O levantamento epidemiológico apresentado pela Secretaria Estadual de Saúde de Pernambuco aponta que o crescimento de 38,8% nas confirmações laboratoriais e clínicas decorre de uma circulação viral acelerada observada em diferentes regiões do território pernambucano ao longo dos primeiros oito meses do ano. As equipes de vigilância recolhem amostras de sangue dos pacientes nas unidades de pronto atendimento para mapear a disseminação biológica de cada vírus.

Dengue
Jarun Ontakrai/Shutterstock.com

Classificação do risco de contaminação nos 178 municípios pernambucanos

A divisão territorial das arboviroses distribui os 178 municípios de Pernambuco em diferentes faixas de risco epidemiológico, calculadas com base na taxa de incidência proporcional ao número de habitantes de cada localidade. A avaliação das equipes técnicas estratifica as cidades para direcionar equipes de campo, envio de insumos e monitoramento focal:

  • Municípios em alta incidência: cidades que ultrapassaram o teto epidemiológico de casos por 100 mil residentes e concentram a maior pressão assistencial.
  • Municípios em média incidência: cidades com transmissão ativa sustentada, mas com volume proporcional inferior aos índices críticos do estado.
  • Municípios em baixa incidência: municípios que registram notificações isoladas sem configurar transmissão disseminada entre bairros.
  • Investigação contínua de mortes: cidades notificantes analisam amostras pendentes para descartar ou confirmar a relação de outros óbitos suspeitos com arboviroses.

Os gestores municipais recebem os índices atualizados para recalibrar as vistorias de agentes comunitários e a aplicação de controle vetorial. As equipes municipais concentram vistorias em imóveis comerciais, terrenos baldios e residências particulares nas áreas urbanas. O fluxo de pacientes nas redes de atenção básica orienta a redistribuição imediata de soro e medicamentos de suporte.

Reconhecimento médico e sinais de alarme durante a evolução da infecção

O quadro clínico de dengue pode progredir para estágios de gravidade após a diminuição da febre inicial, exigindo procura imediata por socorro hospitalar.
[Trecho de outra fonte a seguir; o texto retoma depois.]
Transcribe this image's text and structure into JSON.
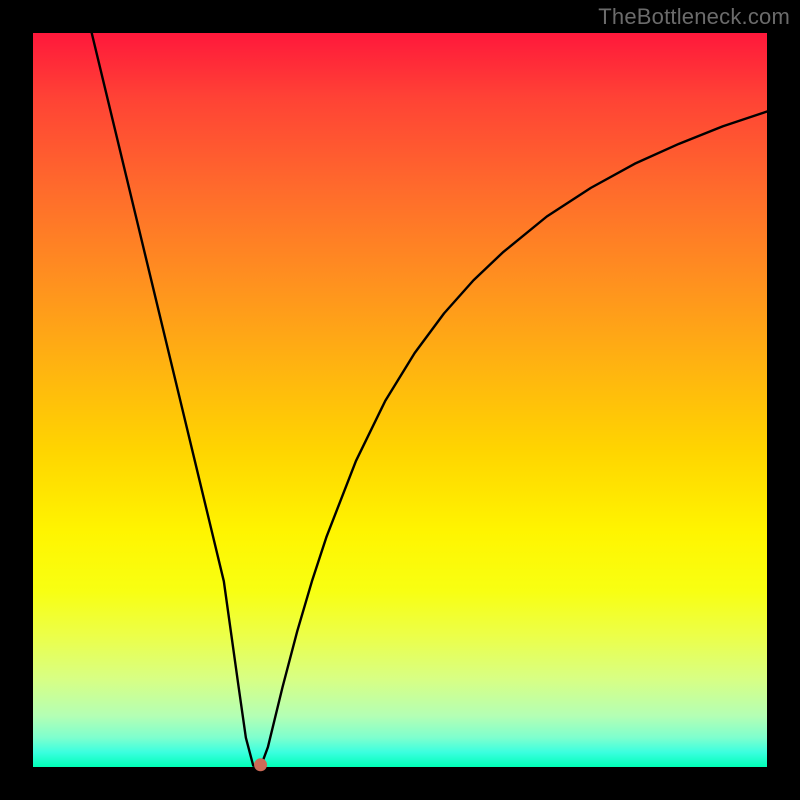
{
  "watermark": "TheBottleneck.com",
  "chart_data": {
    "type": "line",
    "title": "",
    "xlabel": "",
    "ylabel": "",
    "xlim": [
      0,
      100
    ],
    "ylim": [
      0,
      100
    ],
    "grid": false,
    "series": [
      {
        "name": "curve",
        "x": [
          8,
          10,
          12,
          14,
          16,
          18,
          20,
          22,
          24,
          26,
          28,
          29,
          30,
          31,
          32,
          34,
          36,
          38,
          40,
          44,
          48,
          52,
          56,
          60,
          64,
          70,
          76,
          82,
          88,
          94,
          100
        ],
        "y": [
          100,
          91.7,
          83.4,
          75.1,
          66.8,
          58.5,
          50.2,
          41.9,
          33.6,
          25.3,
          11.0,
          4.0,
          0.2,
          0.0,
          2.7,
          10.9,
          18.5,
          25.3,
          31.4,
          41.7,
          49.9,
          56.4,
          61.8,
          66.3,
          70.1,
          75.0,
          78.9,
          82.2,
          84.9,
          87.3,
          89.3
        ]
      }
    ],
    "marker": {
      "x": 31,
      "y": 0.3,
      "radius_px": 6.5
    },
    "gradient_note": "background vertical gradient from red (top) through orange/yellow to green (bottom)"
  },
  "layout": {
    "image_size": 800,
    "plot_inset": 33,
    "plot_size": 734
  }
}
O estado identificou 649 casos graves exatamente pela manifestação de sintomas que indicam perda de plasma, hemorragias ou comprometimento de órgãos:

  • Dor abdominal intensa e contínua sentida pelo paciente durante o exame ou em repouso.
  • Vômitos frequentes e persistentes que impedem a hidratação oral adequada.
  • Acúmulo de líquidos em cavidades corporais detectado em exames clínicos ou de imagem.
  • Queda abrupta da pressão arterial com sensação de desmaio ou tontura postural.
  • Sangramento espontâneo em mucosas como gengivas, nariz ou presença de sangue nas fezes.
  • Letargia, sonolência profunda ou agitação psicomotora sem causa aparente.
  • Aumento progressivo do tamanho do fígado verificado durante a avaliação médica.

A hidratação venosa rápida nas primeiras horas de instalação dos sinais de alarme reduz o risco de choque circulatório. Os centros de saúde de Pernambuco mantêm protocolos de classificação de risco para priorizar o atendimento de pessoas com comorbidades, crianças e idosos infectados. O acompanhamento diário da contagem de plaquetas e do hematócrito orienta a necessidade de leitos hospitalares especializados.

Ações domésticas para eliminação definitiva dos criadouros do vetor

O vetor da dengue, da chikungunya e da zika deposita ovos em água limpa e parada dentro e ao redor das residências urbanas. A contenção do índice de infestação predial depende da eliminação mecânica dos recipientes que retêm água de chuva ou de abastecimento:

  • Caixas-d’água, cisternas e tonéis de armazenamento devem permanecer vedados com tampas ajustadas ou telas sem aberturas.
  • Calhas de escoamento nos telhados precisam passar por limpeza para evitar o represamento de folhagens e resíduos.
  • Pratos de vasos de plantas exigem preenchimento completo com areia até a borda ou substituição por modelos secos.
  • Pneus velhos guardados devem ser furados ou mantidos em locais totalmente cobertos e protegidos das chuvas.
  • Garrafas de vidro e recipientes plásticos vazios precisam ser armazenados com a boca voltada para baixo.
  • Bandejas externas de geladeiras e aparelhos de ar-condicionado exigem secagem e higienização semanal com água e sabão.

A limpeza de ralos pouco utilizados com desinfetante evita o desenvolvimento de larvas do mosquito.